Step Up for Students is the nonprofit that administers the scholarship program. The bill now heading to the full House would tack on voucher funding in excess of an existing 15 percent annual increase. The measure also expands eligibility to middle-class families by more than doubling the qualifying family income to just under $60,000.
Committee Chairman Erik Fresen (R-Miami) says more funding is needed to address growing demand. But Democrats, like Rep. Larry Lee (D- Fort Pierce), say that money should go toward improving public schools.
“And I just believe within my heart that we can do more,” Lee says. “But we’re giving up.

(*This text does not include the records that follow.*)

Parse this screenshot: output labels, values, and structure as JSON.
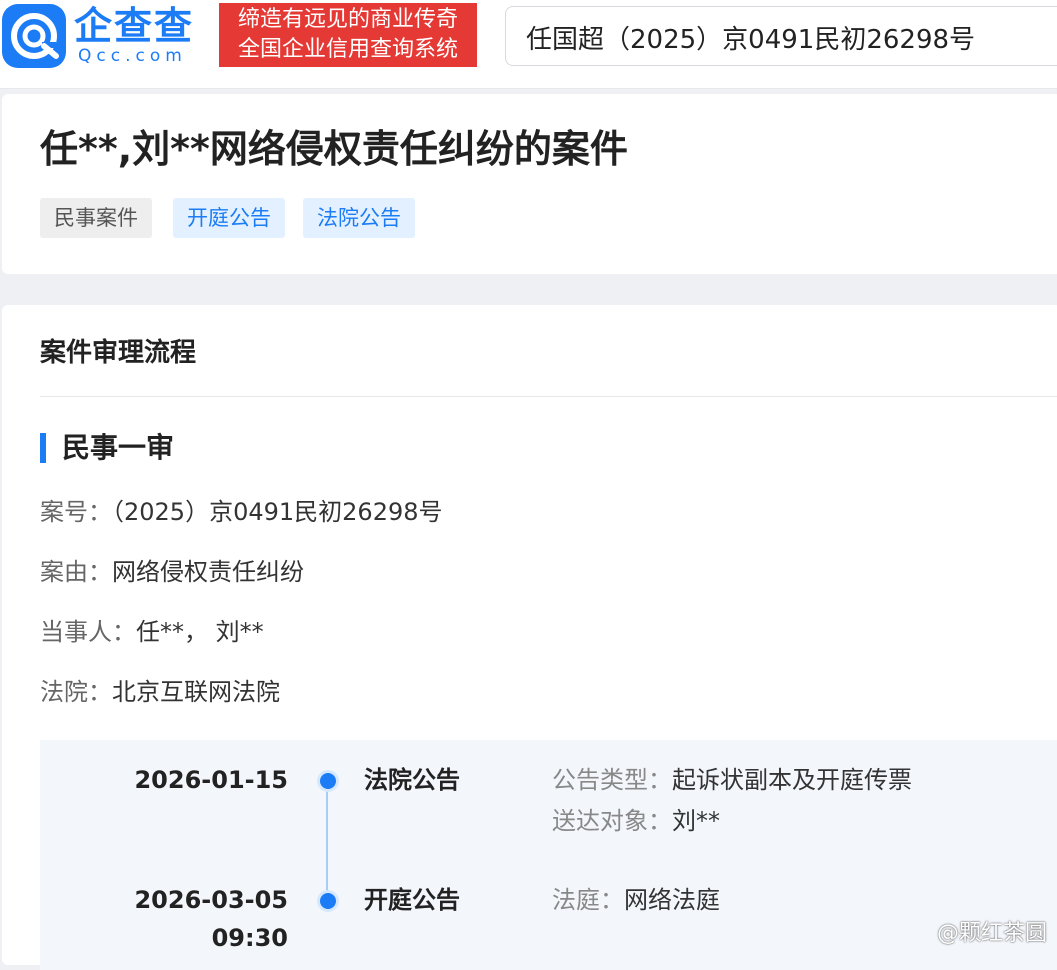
{
  "header": {
    "logo_text": "企查查",
    "logo_sub": "Qcc.com",
    "slogan_line1": "缔造有远见的商业传奇",
    "slogan_line2": "全国企业信用查询系统",
    "search_value": "任国超（2025）京0491民初26298号"
  },
  "case": {
    "title": "任**,刘**网络侵权责任纠纷的案件",
    "tags": [
      "民事案件",
      "开庭公告",
      "法院公告"
    ]
  },
  "process": {
    "section_title": "案件审理流程",
    "stage_title": "民事一审",
    "info": [
      {
        "label": "案号：",
        "value": "（2025）京0491民初26298号"
      },
      {
        "label": "案由：",
        "value": "网络侵权责任纠纷"
      },
      {
        "label": "当事人：",
        "value": "任**， 刘**"
      },
      {
        "label": "法院：",
        "value": "北京互联网法院"
      }
    ],
    "timeline": [
      {
        "date": "2026-01-15",
        "time": "",
        "type": "法院公告",
        "details": [
          {
            "label": "公告类型：",
            "value": "起诉状副本及开庭传票"
          },
          {
            "label": "送达对象：",
            "value": "刘**"
          }
        ]
      },
      {
        "date": "2026-03-05",
        "time": "09:30",
        "type": "开庭公告",
        "details": [
          {
            "label": "法庭：",
            "value": "网络法庭"
          }
        ]
      }
    ]
  },
  "watermark_credit": "@颗红茶圆",
  "colors": {
    "brand": "#1b7cf5",
    "slogan_bg": "#e53935"
  },
  "icons": {
    "logo": "qcc-logo-icon"
  }
}
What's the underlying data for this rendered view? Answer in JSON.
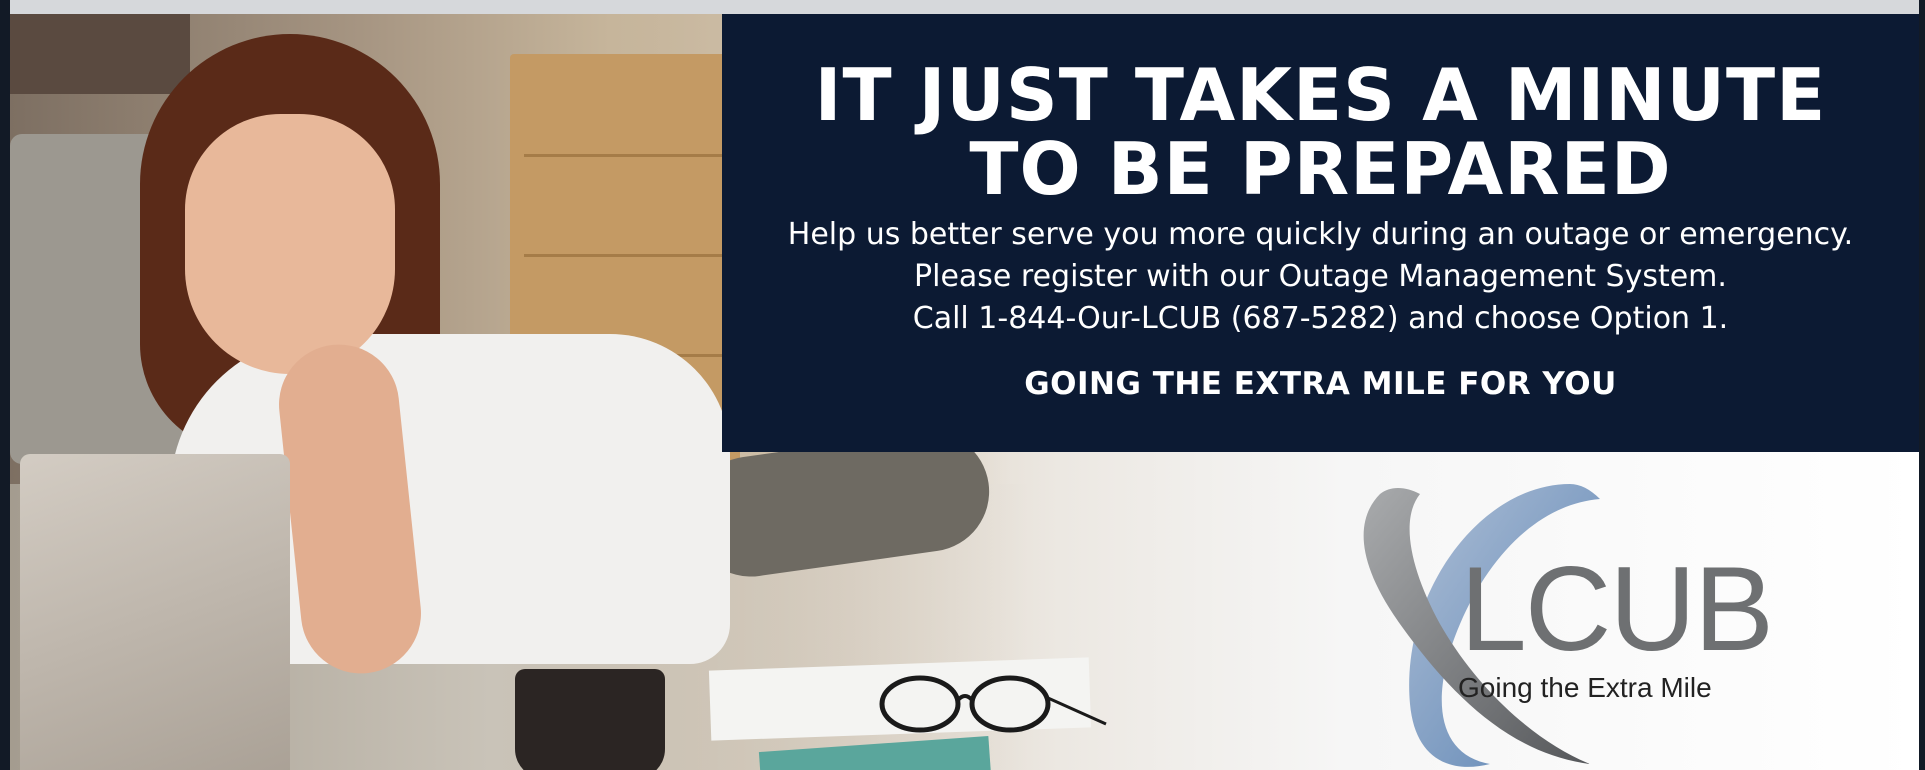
{
  "panel": {
    "headline_line1": "IT JUST TAKES A MINUTE",
    "headline_line2": "TO BE PREPARED",
    "body_line1": "Help us better serve you more quickly during an outage or emergency.",
    "body_line2": "Please register with our Outage Management System.",
    "body_line3": "Call 1-844-Our-LCUB (687-5282) and choose Option 1.",
    "tagline": "GOING THE EXTRA MILE FOR YOU",
    "background_color": "#0c1a33",
    "text_color": "#ffffff"
  },
  "logo": {
    "wordmark": "LCUB",
    "slogan": "Going the Extra Mile",
    "swoosh_colors": [
      "#5b83b3",
      "#7b7d80"
    ]
  },
  "photo": {
    "icon": "woman-with-laptop-photo"
  }
}
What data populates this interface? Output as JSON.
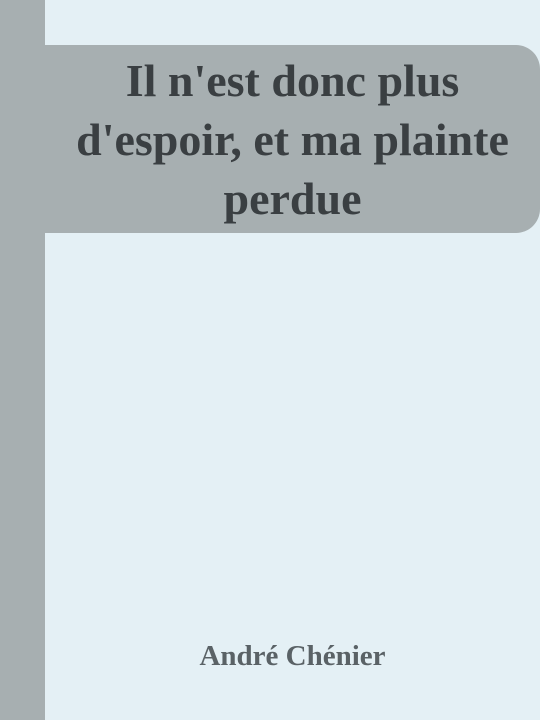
{
  "book": {
    "title": "Il n'est donc plus d'espoir, et ma plainte perdue",
    "author": "André Chénier"
  },
  "colors": {
    "background": "#e4f0f5",
    "band": "#a7afb1",
    "title_text": "#3a3f42",
    "author_text": "#5a6266"
  }
}
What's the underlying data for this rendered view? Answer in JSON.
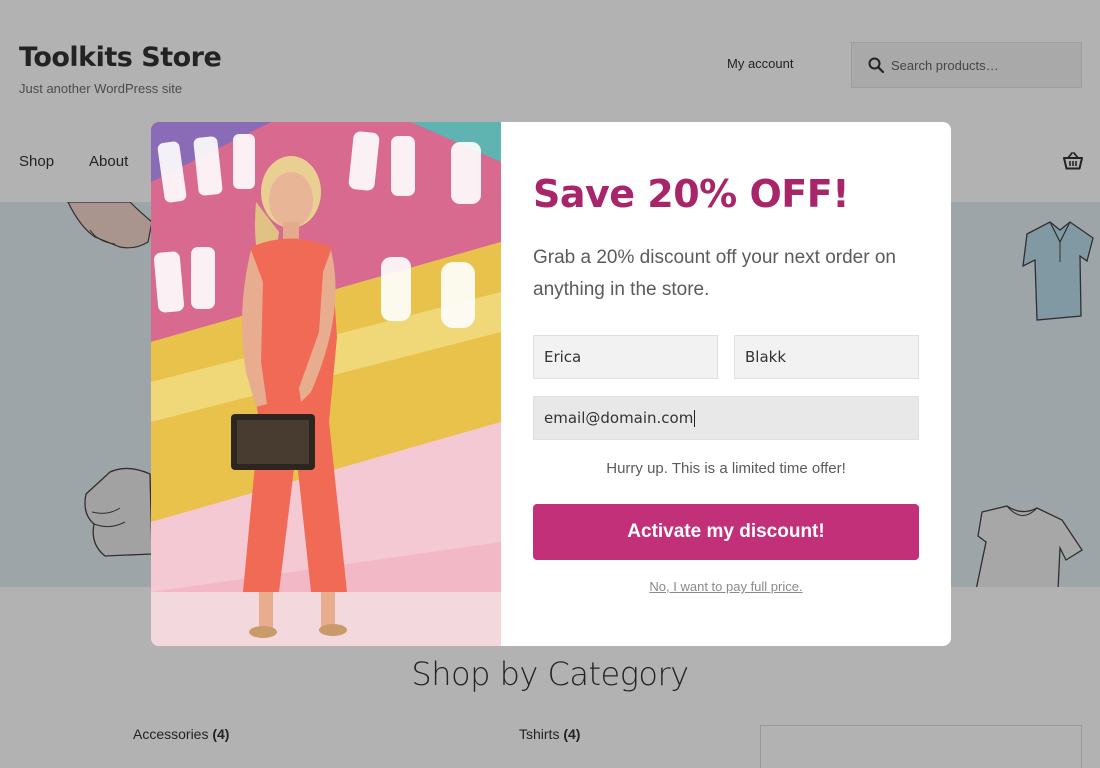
{
  "site": {
    "title": "Toolkits Store",
    "tagline": "Just another WordPress site",
    "my_account": "My account",
    "search_placeholder": "Search products…"
  },
  "nav": {
    "items": [
      "Shop",
      "About"
    ]
  },
  "category_section": {
    "title": "Shop by Category",
    "items": [
      {
        "name": "Accessories",
        "count": "(4)"
      },
      {
        "name": "Tshirts",
        "count": "(4)"
      }
    ]
  },
  "popup": {
    "title": "Save 20% OFF!",
    "description": "Grab a 20% discount off your next order on anything in the store.",
    "first_name_value": "Erica",
    "last_name_value": "Blakk",
    "email_value": "email@domain.com",
    "urgency_text": "Hurry up. This is a limited time offer!",
    "cta_label": "Activate my discount!",
    "decline_label": "No, I want to pay full price."
  },
  "colors": {
    "accent": "#c2307a",
    "title": "#a82569",
    "hero_bg": "#e3edf2",
    "overlay": "rgba(0,0,0,0.3)"
  },
  "icons": {
    "search": "search-icon",
    "cart": "basket-icon"
  }
}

We’re giving up too easy.”
Lee says the program was originally intended to help only the poorest students escape failing schools.
“The Bible tells us the poor will always be with us,” he told the committee.
While Lee invoked the Bible to make his argument, several of the bill’s opponents bemoaned that its passage could expand the use of public taxpayer money to fund religious education. And Rep. Karen Castor Dentel (D- Maitland), a teacher herself, says she’s seen several public school students go to a private school for a couple of years and come back, only to be further behind their classmates than when they left. Castor Dentel also chastised Fresen for attaching the voucher bill to a stand-alone measure changing the scholarship program for students with disabilities.
“And I think putting these two voucher programs together is simply a Hail Mary,” she said. “And I urge you all to vote against this bill.”
Fresen fired back, accusing Democrats of being intellectually dishonest by supporting public scholarship funding only when it goes to private preschools and universities.
“But somehow, God forbid a public dollar in the K-12 system be utilized by a parent’s choice,” he said.
During the debate, God wasn’t far from the mind of Rep. Charlie Stone (R-Ocala), either. He says parents should have another place to turn because public schools are getting worse.
“We’ve removed God out of the public school system for the most part. I don’t know that I can agree with that policy. We’ve decreased the amount of discipline that is allowed in the school system. Well I don’t believe that’s a really good policy either. And I think we’re seeing the results of it in some of the bullying,” he says.
If the measure passes the full House, Democrats say it won’t be with their party’s support.